Mereka butuh pendidikan berkualitas, akses ekonomi yang adil, bukan sekadar piring nasi sebagai alat populisme. Ini adalah pola lama yang pernah digunakan Soeharto, bantuan sosial sebagai alat kontrol, bukan solusi nyata.
Kini, Prabowo, mantan menantunya, tampaknya mengadopsi pendekatan serupa menyuapi rakyat dengan program populis sambil membatasi akses politik dan ekonomi mereka.
Di tingkat politik, Prabowo bergerak lebih cepat daripada Soeharto. Jika Soeharto butuh bertahun-tahun untuk mematikan oposisi, Prabowo hanya perlu 100 hari untuk memastikan semua elite politik ada di genggamannya. Wacana koalisi permanen yang ia usung bukan sekadar strategi politik, tapi upaya untuk memastikan oposisi tidak punya ruang untuk bernapas.
Seperti Orba dengan Golkarnya, Prabowo ingin partai-partai politik hanya jadi pajangan. Ada tapi tak berarti.

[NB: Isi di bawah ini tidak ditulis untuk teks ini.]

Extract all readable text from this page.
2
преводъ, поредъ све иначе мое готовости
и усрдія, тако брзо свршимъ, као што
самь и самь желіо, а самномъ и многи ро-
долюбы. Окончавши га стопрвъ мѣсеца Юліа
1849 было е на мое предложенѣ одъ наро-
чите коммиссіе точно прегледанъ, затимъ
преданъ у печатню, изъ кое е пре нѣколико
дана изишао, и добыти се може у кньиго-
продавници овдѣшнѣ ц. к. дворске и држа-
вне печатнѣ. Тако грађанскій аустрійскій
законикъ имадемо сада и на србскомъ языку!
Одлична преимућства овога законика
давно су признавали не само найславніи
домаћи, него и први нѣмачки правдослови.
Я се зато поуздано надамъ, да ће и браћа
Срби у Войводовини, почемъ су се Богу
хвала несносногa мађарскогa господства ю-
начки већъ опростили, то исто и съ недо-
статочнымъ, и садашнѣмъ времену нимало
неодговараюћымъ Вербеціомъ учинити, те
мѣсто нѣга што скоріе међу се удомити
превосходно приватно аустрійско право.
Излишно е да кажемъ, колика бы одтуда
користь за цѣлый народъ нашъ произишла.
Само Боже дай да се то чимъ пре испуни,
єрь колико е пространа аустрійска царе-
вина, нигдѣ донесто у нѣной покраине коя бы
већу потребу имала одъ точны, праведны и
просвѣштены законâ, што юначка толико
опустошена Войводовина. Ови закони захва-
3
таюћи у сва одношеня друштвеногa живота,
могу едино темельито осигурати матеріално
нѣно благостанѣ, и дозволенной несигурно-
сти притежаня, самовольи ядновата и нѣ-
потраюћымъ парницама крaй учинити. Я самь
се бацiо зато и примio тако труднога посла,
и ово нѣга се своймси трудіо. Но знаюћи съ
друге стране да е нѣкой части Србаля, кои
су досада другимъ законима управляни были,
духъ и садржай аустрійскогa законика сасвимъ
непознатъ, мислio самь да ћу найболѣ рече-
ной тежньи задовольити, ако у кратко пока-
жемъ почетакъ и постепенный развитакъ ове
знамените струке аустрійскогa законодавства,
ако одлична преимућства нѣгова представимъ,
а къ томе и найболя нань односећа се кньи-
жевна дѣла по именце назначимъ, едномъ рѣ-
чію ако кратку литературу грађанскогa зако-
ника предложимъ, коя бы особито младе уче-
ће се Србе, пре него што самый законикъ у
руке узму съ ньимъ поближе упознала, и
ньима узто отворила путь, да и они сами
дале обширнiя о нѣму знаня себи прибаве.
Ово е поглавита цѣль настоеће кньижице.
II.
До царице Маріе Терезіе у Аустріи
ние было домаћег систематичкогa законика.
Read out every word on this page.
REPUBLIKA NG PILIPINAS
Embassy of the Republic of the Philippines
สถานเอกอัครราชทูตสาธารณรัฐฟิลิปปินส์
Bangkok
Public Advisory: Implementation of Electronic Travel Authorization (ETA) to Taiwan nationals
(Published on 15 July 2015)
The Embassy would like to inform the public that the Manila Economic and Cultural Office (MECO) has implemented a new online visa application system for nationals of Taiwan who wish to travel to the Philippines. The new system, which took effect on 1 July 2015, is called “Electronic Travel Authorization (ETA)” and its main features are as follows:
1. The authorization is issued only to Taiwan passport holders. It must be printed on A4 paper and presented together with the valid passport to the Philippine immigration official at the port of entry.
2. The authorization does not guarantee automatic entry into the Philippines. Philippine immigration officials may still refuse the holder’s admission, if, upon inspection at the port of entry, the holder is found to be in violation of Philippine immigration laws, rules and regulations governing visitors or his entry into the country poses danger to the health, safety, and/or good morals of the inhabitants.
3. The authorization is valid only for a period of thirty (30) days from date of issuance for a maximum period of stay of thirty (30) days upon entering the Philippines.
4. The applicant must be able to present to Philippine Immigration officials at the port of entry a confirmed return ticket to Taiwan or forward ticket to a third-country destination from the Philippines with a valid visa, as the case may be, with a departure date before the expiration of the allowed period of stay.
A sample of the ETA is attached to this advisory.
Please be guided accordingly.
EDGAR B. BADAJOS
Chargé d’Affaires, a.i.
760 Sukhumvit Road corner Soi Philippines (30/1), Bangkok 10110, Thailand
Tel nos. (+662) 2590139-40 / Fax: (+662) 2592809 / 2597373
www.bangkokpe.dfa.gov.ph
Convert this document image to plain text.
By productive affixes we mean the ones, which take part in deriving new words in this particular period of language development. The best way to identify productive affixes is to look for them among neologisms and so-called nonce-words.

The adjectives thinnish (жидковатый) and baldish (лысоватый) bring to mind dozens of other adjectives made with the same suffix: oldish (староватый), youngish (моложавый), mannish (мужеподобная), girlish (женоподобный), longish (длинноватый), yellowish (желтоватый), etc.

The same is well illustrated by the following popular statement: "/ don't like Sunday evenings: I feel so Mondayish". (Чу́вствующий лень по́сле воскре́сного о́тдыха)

Belum genap setahun berkuasa pun, Partai Gerindra sudah mulai bicara tentang dua periode untuk Prabowo. Ambisi? Bisa jadi. Tapi ini juga cerminan pola pikir yang melihat demokrasi sebagai formalitas belaka.
Soeharto dulu menyusun peta politik agar pemilu jadi ritual tanpa kejutan. Prabowo? Dia sedang menulis skenario yang mirip, hanya dengan dialog yang lebih kekinian.
Namun yang perlu diketahui sejarah punya kebiasaan nakal. Mereka yang terlalu rakus pada kekuasaan seringkali jatuh oleh rakyat yang lelah ditindas.
Soeharto dulu mengira akan berkuasa selamanya, sampai mahasiswa dan rakyat yang ia abaikan menulis akhir ceritanya.
Jika Prabowo terus menapaki jalan yang sama, siapa tahu? Mungkin rakyat Indonesia akan kembali menulis bab baru dalam buku sejarah mereka. (*)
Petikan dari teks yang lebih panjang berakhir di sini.